Appendix A | Data Dictionary & Processing Details (optional)
- Index dictionary. Δz, ΔC, τ_d,eff, τ_IGM,eff, μ, P_mis as defined in §II; SI units throughout.
- Processing notes. Breaks and color bends via change-point + second derivative; joint SED–spectroscopy inversion of depths; forward simulation for lensing/selection; unified uncertainty propagation with total_least_squares + errors_in_variables; hierarchical Bayes for field/instrument/sample layers.

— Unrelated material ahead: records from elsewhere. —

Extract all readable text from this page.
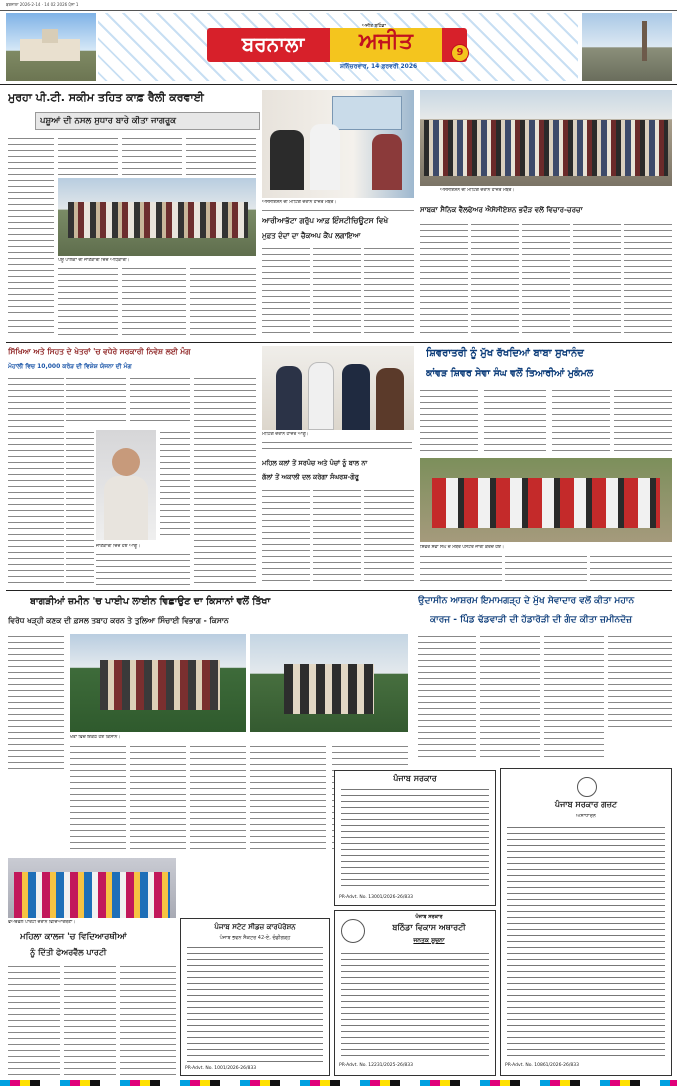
ਬਰਨਾਲਾ 2026-2-14 · 14 02 2026 ਪੰਨਾ 1
ਅਜੀਤ ਬਠਿੰਡਾ
ਬਰਨਾਲਾ	ਅਜੀਤ
ਸ਼ਨਿੱਚਰਵਾਰ, 14 ਫ਼ਰਵਰੀ 2026
9
ਮੁਰਹਾ ਪੀ.ਟੀ. ਸਕੀਮ ਤਹਿਤ ਕਾਫ਼ ਰੈਲੀ ਕਰਵਾਈ
ਪਸ਼ੂਆਂ ਦੀ ਨਸਲ ਸੁਧਾਰ ਬਾਰੇ ਕੀਤਾ ਜਾਗਰੂਕ
ਪਸ਼ੂ ਪਾਲਕਾਂ ਦੀ ਜਾਣਕਾਰੀ ਦਿੰਦੇ ਅਧਿਕਾਰੀ।
ਐਸੋਸੀਏਸ਼ਨ ਦੀ ਮੀਟਿੰਗ ਦੌਰਾਨ ਹਾਜ਼ਰ ਮੈਂਬਰ।
ਆਰੀਆਭੱਟਾ ਗਰੁੱਪ ਆਫ਼ ਇੰਸਟੀਚਿਊਟਸ ਵਿਖੇ
ਮੁਫ਼ਤ ਦੰਦਾਂ ਦਾ ਚੈੱਕਅਪ ਕੈਂਪ ਲਗਾਇਆ
ਐਸੋਸੀਏਸ਼ਨ ਦੀ ਮੀਟਿੰਗ ਦੌਰਾਨ ਹਾਜ਼ਰ ਮੈਂਬਰ।
ਸਾਬਕਾ ਸੈਨਿਕ ਵੈੱਲਫੇਅਰ ਐਸੋਸੀਏਸ਼ਨ ਭਦੌੜ ਵਲੋਂ ਵਿਚਾਰ-ਚਰਚਾ
ਸਿੱਖਿਆ ਅਤੇ ਸਿਹਤ ਦੇ ਖੇਤਰਾਂ 'ਚ ਵਧੇਰੇ ਸਰਕਾਰੀ ਨਿਵੇਸ਼ ਲਈ ਮੰਗ
ਮੋਹਾਲੀ ਵਿਚ 10,000 ਕਰੋੜ ਦੀ ਵਿਸ਼ੇਸ਼ ਯੋਜਨਾ ਦੀ ਮੰਗ
ਜਾਣਕਾਰੀ ਦਿੰਦੇ ਹੋਏ ਆਗੂ।
ਮੀਟਿੰਗ ਦੌਰਾਨ ਹਾਜ਼ਰ ਆਗੂ।
ਮਹਿਲ ਕਲਾਂ ਤੋਂ ਸਰਪੰਚ ਅਤੇ ਪੰਚਾਂ ਨੂੰ ਬਾਲ ਨਾ
ਗੱਲਾਂ ਤੋਂ ਅਕਾਲੀ ਦਲ ਕਰੇਗਾ ਸੰਘਰਸ਼-ਗੋਰੂ
ਸ਼ਿਵਰਾਤਰੀ ਨੂੰ ਮੁੱਖ ਰੱਖਦਿਆਂ ਬਾਬਾ ਸੁਖਾਨੰਦ
ਕਾਂਵੜ ਸ਼ਿਵਰ ਸੇਵਾ ਸੰਘ ਵਲੋਂ ਤਿਆਰੀਆਂ ਮੁਕੰਮਲ
ਸ਼ਿਵਰ ਸੇਵਾ ਸੰਘ ਦੇ ਮੈਂਬਰ ਪੋਸਟਰ ਜਾਰੀ ਕਰਦੇ ਹੋਏ।
ਬਾਗੜੀਆਂ ਜ਼ਮੀਨ 'ਚ ਪਾਈਪ ਲਾਈਨ ਵਿਛਾਉਣ ਦਾ ਕਿਸਾਨਾਂ ਵਲੋਂ ਤਿੱਖਾ
ਵਿਰੋਧ ਖੜ੍ਹੀ ਕਣਕ ਦੀ ਫ਼ਸਲ ਤਬਾਹ ਕਰਨ ਤੇ ਤੁਲਿਆ ਸਿੰਚਾਈ ਵਿਭਾਗ - ਕਿਸਾਨ
ਖੇਤਾਂ ਵਿਚ ਇਕੱਠੇ ਹੋਏ ਕਿਸਾਨ।
ਫੇਅਰਵੈੱਲ ਪਾਰਟੀ ਦੌਰਾਨ ਵਿਦਿਆਰਥਣਾਂ।
ਮਹਿਲਾ ਕਾਲਜ 'ਚ ਵਿਦਿਆਰਥੀਆਂ
ਨੂੰ ਦਿੱਤੀ ਫੇਅਰਵੈੱਲ ਪਾਰਟੀ
ਪੰਜਾਬ ਸਟੇਟ ਸੀਡਜ਼ ਕਾਰਪੋਰੇਸ਼ਨ
ਪੰਜਾਬ ਭਵਨ ਸੈਕਟਰ 42-ਏ, ਚੰਡੀਗੜ੍ਹ
PR-Advt. No. 1001/2026-26/833
ਉਦਾਸੀਨ ਆਸ਼ਰਮ ਇਮਾਮਗੜ੍ਹ ਦੇ ਮੁੱਖ ਸੇਵਾਦਾਰ ਵਲੋਂ ਕੀਤਾ ਮਹਾਨ
ਕਾਰਜ - ਪਿੰਡ ਢੱਡਵਾੜੀ ਦੀ ਹੱਡਾਰੋੜੀ ਦੀ ਗੰਦ ਕੀਤਾ ਜ਼ਮੀਨਦੋਜ਼
ਪੰਜਾਬ ਸਰਕਾਰ
PR-Advt. No. 13001/2026-26/833
ਪੰਜਾਬ ਸਰਕਾਰ
ਬਠਿੰਡਾ ਵਿਕਾਸ ਅਥਾਰਟੀ
ਜਨਤਕ ਸੂਚਨਾ
PR-Advt. No. 12231/2025-26/833
ਪੰਜਾਬ ਸਰਕਾਰ ਗਜ਼ਟ
ਅਸਾਧਾਰਨ
PR-Advt. No. 10861/2026-26/833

Appendix B | Sensitivity & Robustness Checks (optional)
- Leave-one-field-out. Key parameters vary < 15%; RMSE drift < 10%.
- Layer robustness. σ_env↑ → P_mis↑, KS_p↓; gamma_Path>0 at > 3σ.
- Noise stress test. +5% thermal/sky drift → psi_dust/psi_igm rise; overall parameter drift < 12%.
- Prior sensitivity. With gamma_Path ~ N(0, 0.03²), posterior mean shift < 8%; evidence gap ΔlogZ ≈ 0.6.
- Cross-validation. k=5 CV error 0.039; blind new-field holds ΔRMSE ≈ −13%.